Thursday, January 15, 2009

Implications of torture

Two follow-ups on Judge Crawford's statement that she had dropped charges against Mohammed al-Qahtani because she had concluded that he had been tortured.

The New York Times hosts an on-line symposium on the topic, with responses ranging from a call for further investigations and prosecution of the torturers
It is not enough to drop criminal charges against the torture victims, as Ms. Crawford did. Indeed, if wrongdoers can be prosecuted without reliance on coerced evidence, they should be. Rather, we must hold the torturers accountable. To date, not a single high-level military or administration official has been deemed responsible for the torture policy – even though it was specifically authorized by Donald Rumsfeld, Dick Cheney, and many others in the highest levels of the Bush Cabinet and executive branch.
to claims that the conduct has been blown out of proportion
Ms. Crawford’s conclusion is another instance of the military getting it wrong. Isolation and temperature variations of the type we are talking about here are not torture. To contend otherwise is to trivialize something that is truly heinous. It may be politically correct, but it is wrong. American law has always maintained a bright line between the egregious pain and suffering caused by actual torture and other forms of abusive conduct. Ms. Crawford’s suggestion that abusive conduct that has a "medical impact" meets the “legal definition of torture” is preposterous.
Over at slate.com, Dahlia Lithwick and Phillipe Sands argue that the U.S. has now passed a critical turning point
Under the 1984 Torture Convention, its 146 state parties (including the United States) are under an obligation to "ensure that all acts of torture are offences under its criminal law." These states must take any person alleged to have committed torture (or been complicit or participated in an act of torture) who is present in their territories into custody. The convention allows no exceptions, as Gen. Pinochet discovered in 1998. The state party to the Torture Convention must then submit the case to its competent authorities for prosecution or extradition for prosecution in another country.

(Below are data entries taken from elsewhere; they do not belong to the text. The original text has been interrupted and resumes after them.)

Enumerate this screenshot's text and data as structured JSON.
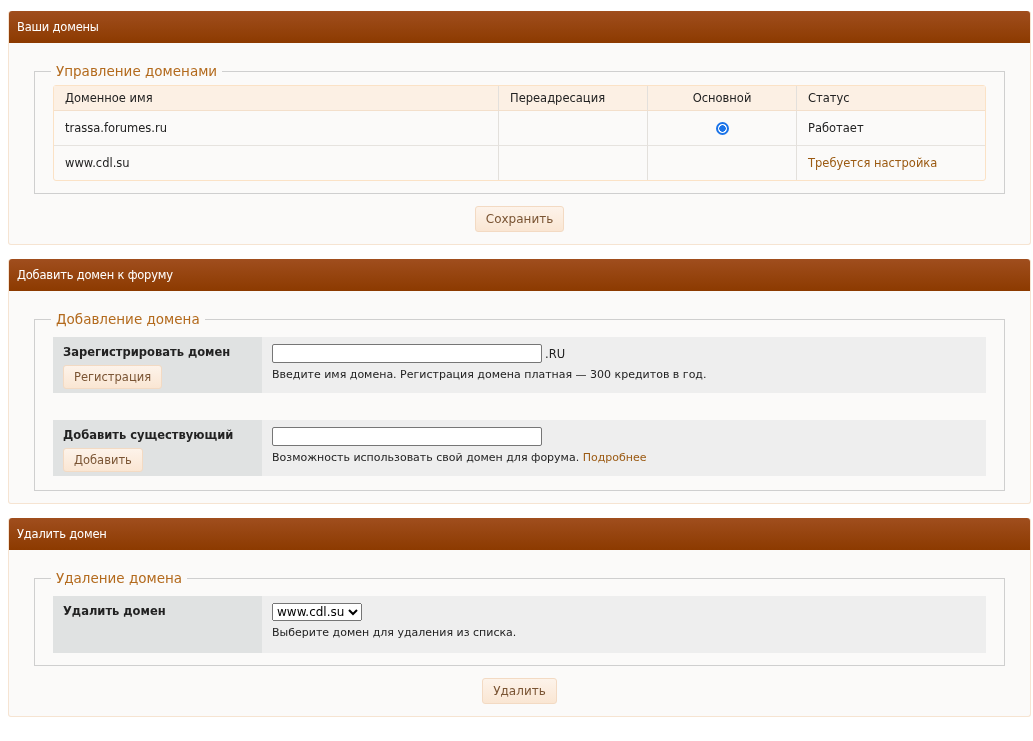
{
  "domains_panel": {
    "title": "Ваши домены",
    "legend": "Управление доменами",
    "columns": [
      "Доменное имя",
      "Переадресация",
      "Основной",
      "Статус"
    ],
    "rows": [
      {
        "domain": "trassa.forumes.ru",
        "primary": true,
        "status": "Работает",
        "kind": "ok"
      },
      {
        "domain": "www.cdl.su",
        "primary": false,
        "status": "Требуется настройка",
        "kind": "warning"
      }
    ],
    "save_button": "Сохранить"
  },
  "add_panel": {
    "title": "Добавить домен к форуму",
    "legend": "Добавление домена",
    "rows": [
      {
        "label": "Зарегистрировать домен",
        "button": "Регистрация",
        "suffix": ".RU",
        "hint": "Введите имя домена. Регистрация домена платная — 300 кредитов в год."
      },
      {
        "label": "Добавить существующий",
        "button": "Добавить",
        "hint": "Возможность использовать свой домен для форума.",
        "link": "Подробнее"
      }
    ]
  },
  "delete_panel": {
    "title": "Удалить домен",
    "legend": "Удаление домена",
    "label": "Удалить домен",
    "select_value": "www.cdl.su",
    "hint": "Выберите домен для удаления из списка.",
    "delete_button": "Удалить"
  }
}
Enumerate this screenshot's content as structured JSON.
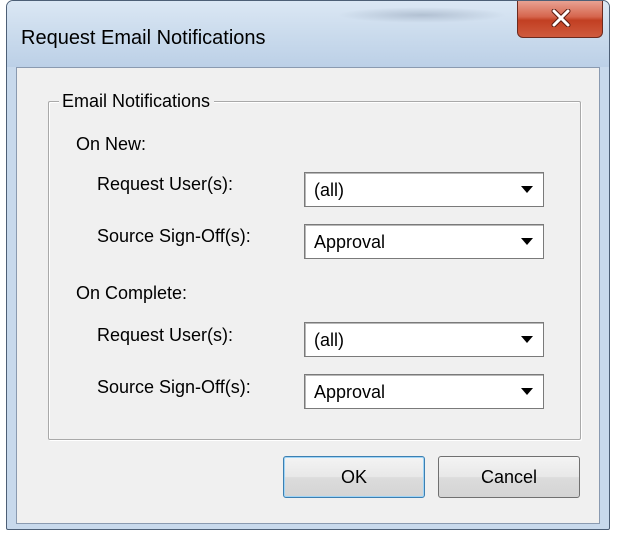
{
  "window": {
    "title": "Request Email Notifications"
  },
  "icons": {
    "close": "close-x-icon",
    "dropdown": "chevron-down-icon"
  },
  "group": {
    "legend": "Email Notifications"
  },
  "on_new": {
    "heading": "On New:",
    "request_users_label": "Request User(s):",
    "request_users_value": "(all)",
    "source_signoffs_label": "Source Sign-Off(s):",
    "source_signoffs_value": "Approval"
  },
  "on_complete": {
    "heading": "On Complete:",
    "request_users_label": "Request User(s):",
    "request_users_value": "(all)",
    "source_signoffs_label": "Source Sign-Off(s):",
    "source_signoffs_value": "Approval"
  },
  "buttons": {
    "ok": "OK",
    "cancel": "Cancel"
  },
  "colors": {
    "close_button": "#c94a30",
    "dialog_face": "#f0f0f0",
    "frame": "#c8d9ec"
  }
}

The former chief judge of the United States Court of Appeals for the Armed Forces and general counsel for the Department of the Army has spoken. Her clear words have been picked up around the world. And that takes the prospects of accountability and criminal investigation onto another level. For the Obama administration, the door to the do-nothing option is now closed. That is why today may come to be seen as the turning point.
Regrettably for our country, Lithwick and Sands have it right. An allegation of heinous and illegal behavior by a credible and knowledgeable official requires investigation.